LANL Narrowly Missed Contract Extension Goal

LANL Director Charlie McMillan speaks with staff. Courtesy/LANL
Los Alamos Daily Post

Los Alamos National Laboratory came up 2 percentage points short of qualifying for another one year contract extension, according to a lab communication obtained by the Los Alamos Daily Post.

The crucial Department of Energy and National Nuclear Security Administration FY 2015 Performance Evaluation Report, which has yet to be officially released, rated the laboratory 2 percentage points below the 51 percent required in the operations and infrastructure category, which was not enough to assure an additional year for the current management and operations contract with Los Alamos National Security, LLC. Reflecting the Lab’s role in the disruptive radiation release at the Waste Isolation Pilot Project, last year’s grade for operations and infrastructure was 0 percent.

In an all hands meeting Thursday, Laboratory Director Charlie McMillan emphasized the laboratory’s continuity and staying power, as well as bright prospects for the year ahead. Compared to an exceptionally harsh evaluation last year, the laboratory improved in every category: From 87 percent to an 88 percent in Nuclear Weapons Mission; from 80 percent to 96 percent in Strategic Partnership work with DOE/NNSA; from 30 percent to 92 percent in Science, Technology and Engineering; and from 30 percent to 60 in Leadership.

Concerning the loss of the contract, McMillan pointed to shortcomings in the category of operations and infrastructure that included safety, management systems, project management for capital projects.and in cybersecurity

McMillan also described two main contractual alternatives under consideration for the near term – that a new contract would be competed to begin in 9-and-a-half months, Oct. 1, 2016; or the new contract would be pushed back one more year to October 2017.

The FY 2015 Performance Evaluation Report with more details on the award fee and rationale for the assessments is expected to be released.

The full communication from LANL:

January 11, 2016

Lab mission remains vibrant, not affected by contract competition timeline

Laboratory Director Charlie McMillan reiterated that the Laboratory has a bright future ahead despite receiving an annual Performance Assessment from the National Nuclear Security Administration (NNSA) that did not grant an additional year of contract award term to Los Alamos National Security, LLC (LANS), the corporate entity that operates the Laboratory on behalf of the federal government.

During an all-employee meeting last week, McMillan summarized the NNSA fiscal year 2015 (FY15) Performance Assessment.

Despite making remarkable progress in many operational areas, the Laboratory unfortunately fell short in the areas of safety, certifying the Earned Value Management System (EVMS), project management in RLWTF-LLW and the TA-55 Reinvestment Project Phase II, and in cybersecurity, McMillan said.
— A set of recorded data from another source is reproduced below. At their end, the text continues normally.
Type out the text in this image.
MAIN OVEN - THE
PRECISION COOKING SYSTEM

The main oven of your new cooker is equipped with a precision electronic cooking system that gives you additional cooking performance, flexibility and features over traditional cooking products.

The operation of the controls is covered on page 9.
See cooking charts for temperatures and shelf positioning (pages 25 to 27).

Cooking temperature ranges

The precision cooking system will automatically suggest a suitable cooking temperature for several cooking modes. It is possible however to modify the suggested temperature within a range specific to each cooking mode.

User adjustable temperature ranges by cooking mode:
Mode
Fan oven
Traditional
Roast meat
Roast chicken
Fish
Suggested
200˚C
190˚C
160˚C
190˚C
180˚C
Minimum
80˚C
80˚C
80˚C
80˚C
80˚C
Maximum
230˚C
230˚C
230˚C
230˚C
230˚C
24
The Performance Evaluation covered five areas, and the Laboratory received the following score in each:

  • Performance Objective (PO) 1: Manage the Nuclear Weapons Mission–Very Good (88 percent)
  • PO 2: Reduce Global Nuclear Security Threats Mission–Very Good (87 percent)
  • PO 3: DOE and Strategic Partnership Project Mission–Excellent (96 percent)
  • PO 4: Science, Technology and Engineering–Excellent (92 percent)
  • PO 5: Operations and Infrastructure–Satisfactory (49 percent)
  • PO 6: Leadership–Good (60 percent).

To qualify for an additional year of award term, the Laboratory had to receive at least a “Good” rating (51 percent or higher) in all five categories.

McMillan presented two scenarios for the contract award timeline, with the first estimating a new contract beginning in October 2017. The second scenario pushes that estimate back a year, to October 2018.

While the timeline for a new contract competition has changed, the mission of the Laboratory does not, he said. Los Alamos has a vibrant future far into the foreseeable future, particularly given the current global security climate.

“Our work remains essential to the safety and security of this nation. It’s important that we keep our eye on the ball,” McMillan said, adding, “the enduring mission of the Lab remains the same. They aren’t tied to the contract; they’re tied to the Lab.”

The Director noted that Los Alamos’s budget for the current fiscal year is strong—growing by nearly $300 million—and that the employee pension plan and the 401(k) plan are in good shape. He pledged that he and the Laboratory leadership team will continue to strive to make the Laboratory a great place to work now and into the future. McMillan also strongly pledged that he would share information regarding the contract competition as soon as it becomes available so employees could have the latest facts in hand.